DIVORCE AND THE BIBLE
By Colin Hamer
AuthorHouse (http://www.authorhouse.co.uk). 150 pages. £6.90
ISBN 1 4259 0750 4
This is an important and valuable contribution to the current debate about the Bible’s teaching on divorce. The central thesis is that marriage was designed by God as a picture of the relationship between Christ and the church (Ephesians 5). Hence marriage is a covenant, but (and this is the vital point) husband and wife have different roles and responsibilities within the covenant relationship. The husband is to love, provide and care for his wife (as Christ loves the church), and the wife is to submit to her husband and be faithful to him (as the church to Christ).
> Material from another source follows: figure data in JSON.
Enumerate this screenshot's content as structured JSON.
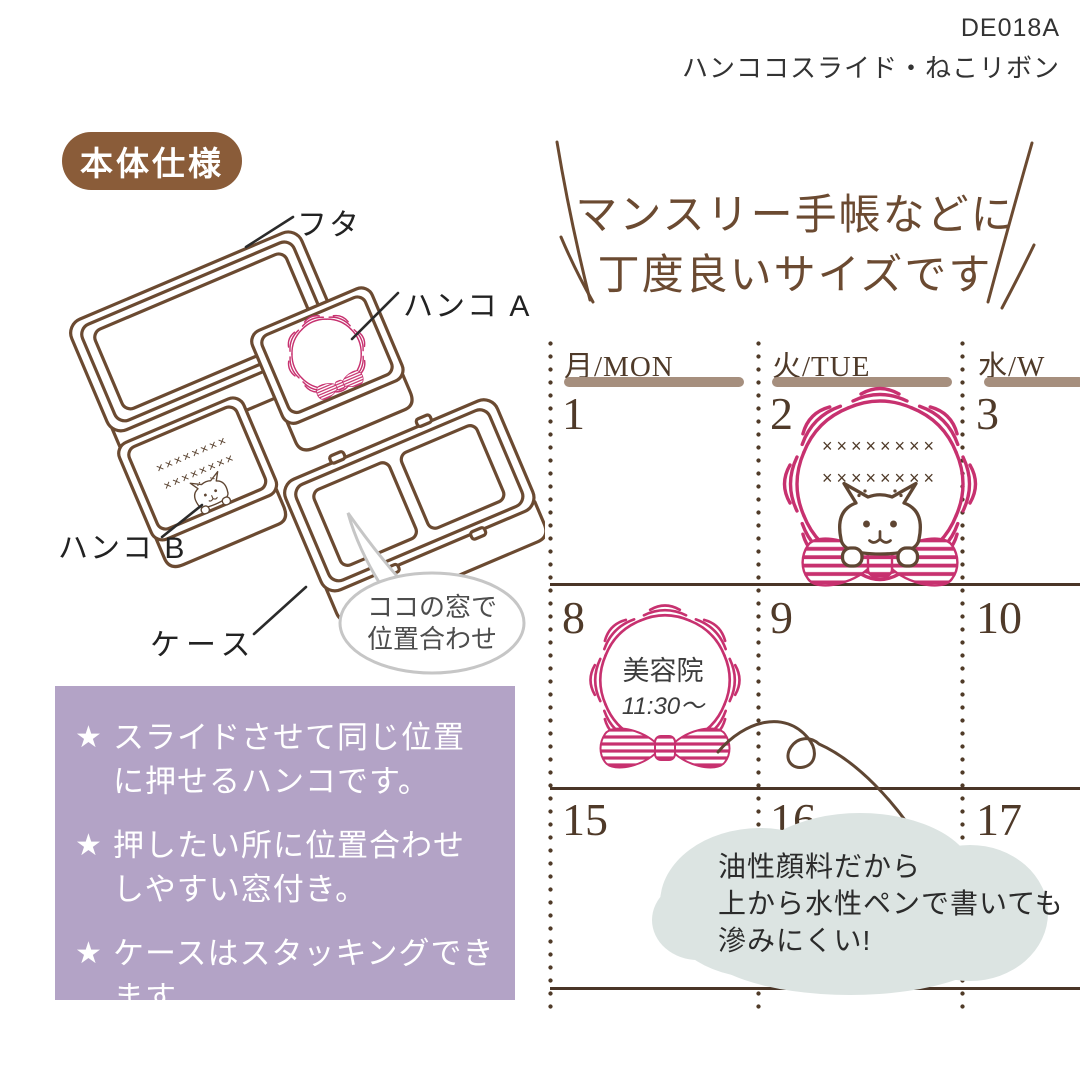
{
  "product": {
    "code": "DE018A",
    "name": "ハンココスライド・ねこリボン"
  },
  "spec": {
    "badge": "本体仕様",
    "labels": {
      "lid": "フタ",
      "stamp_a": "ハンコ A",
      "stamp_b": "ハンコ B",
      "case": "ケース"
    },
    "bubble": {
      "line1": "ココの窓で",
      "line2": "位置合わせ"
    },
    "stitch_row": "××××××××"
  },
  "features": {
    "star": "★",
    "items": [
      {
        "line1": "スライドさせて同じ位置",
        "line2": "に押せるハンコです。"
      },
      {
        "line1": "押したい所に位置合わせ",
        "line2": "しやすい窓付き。"
      },
      {
        "line1": "ケースはスタッキングできます。"
      }
    ]
  },
  "size_note": {
    "line1": "マンスリー手帳などに",
    "line2": "丁度良いサイズです"
  },
  "calendar": {
    "columns": [
      {
        "header": "月/MON",
        "dates": [
          "1",
          "8",
          "15"
        ]
      },
      {
        "header": "火/TUE",
        "dates": [
          "2",
          "9",
          "16"
        ]
      },
      {
        "header": "水/W",
        "dates": [
          "3",
          "10",
          "17"
        ]
      }
    ],
    "day2_stamp": {
      "stitch_row1": "××××××××",
      "stitch_row2": "××××××××"
    },
    "day8_stamp": {
      "line1": "美容院",
      "line2": "11:30〜"
    }
  },
  "ink_note": {
    "line1": "油性顔料だから",
    "line2": "上から水性ペンで書いても",
    "line3": "滲みにくい!"
  },
  "colors": {
    "pink": "#c7316f",
    "line_brown": "#6b4a31",
    "purple": "#b3a3c6",
    "badge_brown": "#8a5c39",
    "calendar_bar": "#a68f7e",
    "calendar_ink": "#4f3a29",
    "cloud": "#dce4e2"
  }
}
These distinctive roles of husband and wife mean that each party has slightly different grounds for divorce. The husband can only divorce his wife for sexual infidelity (representing apostasy on the part of the church). The wife can divorce her husband not only for infidelity, but also for lack of love and practical care (a failure to represent Christ’s loving provision for his people). At this point Hamer builds on the work of Instone-Brewer (Divorce and Remarriage in the Bible, Eerdmans, 2002), that it was understood by the Jews in the time of Christ that a woman could divorce her husband if he did not provide her with food, clothing and conjugal love. But Hamer’s important insight about the different roles of husband and wife brings new light to the subject, and gives a fresh reading of some difficult texts.